One glance at the news is enough to make me sick. The tragedies of the past weeks have deeply grieved me. I had given much thought to the hopelessness seen in the two cases of alleged police brutality and the Black Lives Matter movement. But as I sat in my home less than an hour away from where the Dallas shootings took place, it was as if the world began to spin. I know that our nation has historically dealt with extreme racism. I grew up in Alabama and I am well aware of our history. But that’s the thing – it’s history. It seemed so far behind us, but here we are in 2016 and things are tense. Yes, we have seen great progress, but still we lack perfect unity.
The civil rights movement was an incredible one. I am extremely fond of Dr. Martin Luther King Jr.’s accomplishments, promoting love toward all human beings regardless of race. But I must say that if he were alive today, I believe he would shake his head at the Black Lives Matter movement. Hear me out. Black lives DO matter. There is no question about that. But the core participants of Black Lives Matter have been fueled by hate and are hungry for revenge. There are countless videos of these people chanting awful, malicious phrases like, “What do we want? Dead cops! When do we want it? Now!”. I could go into further detail, but that’s not my point here. If you wish for elaboration on that, check out this YouTube video.
When you consider King’s most famous speeches, it is absolutely clear he would not affiliate with such hateful ideologies. One of my favorite quotes by him is, “The ultimate weakness of violence is that it is a descending spiral, begetting the very thing it seeks to destroy. Instead of diminishing evil, it multiplies it. Through violence you may murder the liar, but you cannot murder the lie, nor establish the truth. Through violence you may murder the hater, but you do not murder hate. In fact, violence merely increases hate. So it goes. Returning violence for violence multiplies violence, adding deeper darkness to a night already devoid of stars. Darkness cannot drive out darkness; only light can do that. Hate cannot drive out hate; only love can do that."
In his 1964 Nobel Peace Prize speech he said, “Nonviolence is the answer to the crucial political and moral questions of our time: the need for man to overcome oppression and violence without resorting to oppression and violence. Man must evolve for all human conflict a method which rejects revenge, aggression and retaliation. The foundation of such a method is love.”

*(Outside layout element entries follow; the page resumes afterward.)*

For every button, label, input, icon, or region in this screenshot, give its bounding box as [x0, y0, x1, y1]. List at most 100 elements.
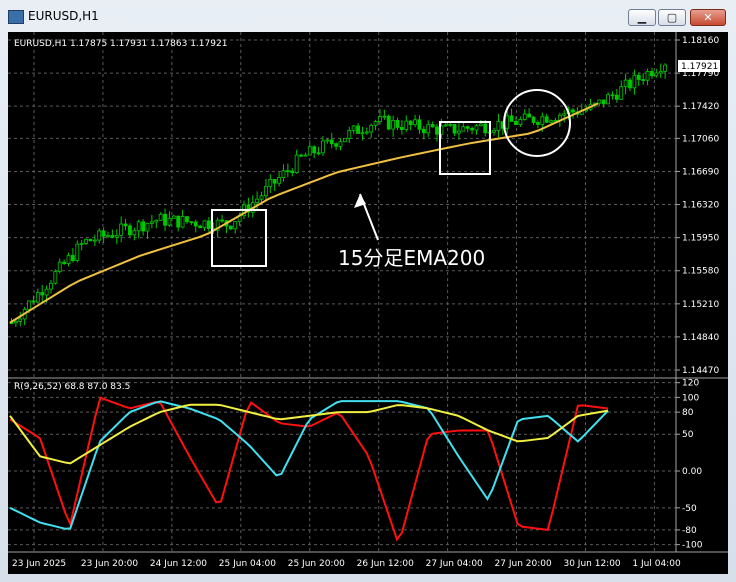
candles	[9, 63, 668, 327]
indicator-tick-label: 50	[682, 430, 694, 440]
candle-body	[443, 124, 448, 127]
indicator-tick-label: -80	[682, 526, 697, 536]
candle-body	[132, 230, 137, 236]
osc-line-cyan	[9, 400, 609, 530]
chart-area[interactable]: 15分足EMA200 EURUSD,H1 1.17875 1.17931 1.1…	[8, 32, 728, 574]
candle-body	[351, 125, 356, 131]
candle-body	[540, 116, 545, 125]
candle-body	[13, 321, 18, 324]
candle-body	[66, 255, 71, 264]
candle-body	[264, 185, 268, 197]
candle-body	[167, 217, 172, 226]
indicator-header: R(9,26,52) 68.8 87.0 83.5	[14, 382, 130, 392]
candle-body	[518, 119, 523, 125]
time-tick-label: 26 Jun 12:00	[357, 559, 414, 569]
time-axis: 23 Jun 2025 23 Jun 20:00 24 Jun 12:00 25 Ju…	[12, 559, 681, 569]
time-tick-label: 30 Jun 12:00	[563, 559, 620, 569]
candle-body	[171, 215, 176, 219]
candle-body	[347, 130, 352, 139]
time-tick-label: 23 Jun 20:00	[81, 559, 138, 569]
time-tick-label: 25 Jun 04:00	[219, 559, 276, 569]
candle-body	[457, 130, 461, 134]
candle-body	[285, 170, 290, 173]
candle-body	[189, 221, 194, 224]
price-tick-label: 1.17060	[682, 134, 719, 144]
maximize-button[interactable]: ▢	[658, 9, 686, 26]
candle-body	[628, 79, 632, 89]
price-tick-label: 1.15580	[682, 267, 719, 277]
price-tick-label: 1.16690	[682, 167, 719, 177]
candle-body	[356, 125, 360, 134]
candle-body	[62, 261, 67, 264]
title-bar[interactable]: EURUSD,H1 ▁ ▢ ✕	[0, 0, 736, 32]
price-tick-label: 1.16320	[682, 201, 719, 211]
candle-body	[220, 219, 224, 222]
window-title: EURUSD,H1	[28, 9, 99, 23]
candle-body	[18, 318, 23, 322]
candle-body	[369, 124, 374, 133]
candle-body	[522, 113, 527, 120]
candle-body	[272, 179, 277, 184]
chart-window-icon	[8, 10, 24, 24]
candle-body	[531, 116, 536, 123]
candle-body	[562, 113, 567, 116]
candle-body	[233, 221, 238, 230]
candle-body	[128, 225, 132, 236]
candle-body	[650, 71, 654, 77]
candle-body	[452, 124, 457, 134]
candle-body	[426, 124, 431, 134]
candle-body	[57, 261, 62, 272]
terminal-window: EURUSD,H1 ▁ ▢ ✕ 15分足EMA200 EURUSD,H1 1.1…	[0, 0, 736, 582]
candle-body	[435, 126, 439, 135]
current-price-label: 1.17921	[681, 62, 718, 72]
price-tick-label: 1.14840	[682, 333, 719, 343]
candle-body	[202, 220, 207, 229]
candle-body	[35, 292, 40, 303]
candle-body	[448, 124, 453, 126]
candle-body	[400, 127, 404, 131]
candle-body	[106, 235, 110, 237]
candle-body	[277, 177, 281, 184]
price-chart[interactable]: 15分足EMA200 EURUSD,H1 1.17875 1.17931 1.1…	[8, 32, 728, 574]
indicator-tick-label: 120	[682, 379, 699, 389]
candle-body	[206, 220, 211, 229]
candle-body	[141, 221, 146, 232]
ema-line	[9, 102, 599, 324]
candle-body	[259, 195, 264, 200]
time-tick-label: 27 Jun 20:00	[495, 559, 552, 569]
candle-body	[71, 255, 75, 261]
candle-body	[496, 121, 501, 131]
candle-body	[478, 123, 483, 127]
candle-body	[364, 131, 369, 134]
candle-body	[53, 271, 58, 284]
candle-body	[597, 99, 602, 104]
candle-body	[110, 235, 115, 238]
candle-body	[461, 126, 466, 132]
candle-body	[321, 140, 325, 154]
candle-body	[417, 119, 422, 130]
candle-body	[632, 74, 637, 89]
candle-body	[606, 94, 610, 105]
candle-body	[408, 120, 413, 126]
candle-body	[514, 120, 518, 125]
price-axis: 1.181601.177901.174201.170601.166901.163…	[676, 36, 719, 376]
price-tick-label: 1.15950	[682, 234, 719, 244]
candle-body	[509, 115, 514, 122]
candle-body	[474, 125, 479, 131]
candle-body	[136, 221, 141, 232]
candle-body	[268, 179, 273, 187]
indicator-tick-label: 0.00	[682, 467, 702, 477]
close-button[interactable]: ✕	[690, 9, 726, 26]
minimize-button[interactable]: ▁	[628, 9, 656, 26]
candle-body	[329, 139, 334, 145]
candle-body	[154, 219, 159, 223]
candle-body	[290, 170, 295, 173]
candle-body	[92, 239, 97, 242]
candle-body	[307, 146, 312, 156]
time-tick-label: 27 Jun 04:00	[426, 559, 483, 569]
candle-body	[193, 221, 198, 227]
candle-body	[654, 72, 659, 77]
candle-body	[378, 116, 382, 123]
candle-body	[149, 221, 154, 224]
candle-body	[75, 243, 80, 261]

In his most famous speech, “I Have A Dream,” he said, “I have a dream that one day right there in Alabama little black boys and little black girls will be able to join hands with little white boys and white girls as sisters and brothers... Let us not seek to satisfy our thirst for freedom by drinking from the cup of bitterness and hatred." So you see it was MLK’s dream, and it should be ours, too that we be united together as one race. And that it would not be driven by bitterness or hatred, but by love. And friends, this kind of love simply is not possible without the help of our Maker.
1 John 4: 7 – 12: “Dear friends, let us love one another, for love comes from God. Everyone who loves has been born of God and knows God. Whoever does not love does not know God, because God is love. This is how God showed his love among us: He sent his one and only Son into the world that we might live through him. This is love: not that we loved God, but that he loved us and sent his Son as an atoning sacrifice for our sins. Dear friends, since God so loved us, we also ought to love one another. No one has ever seen God; but if we love one another, God lives in us and his love is made complete in us.”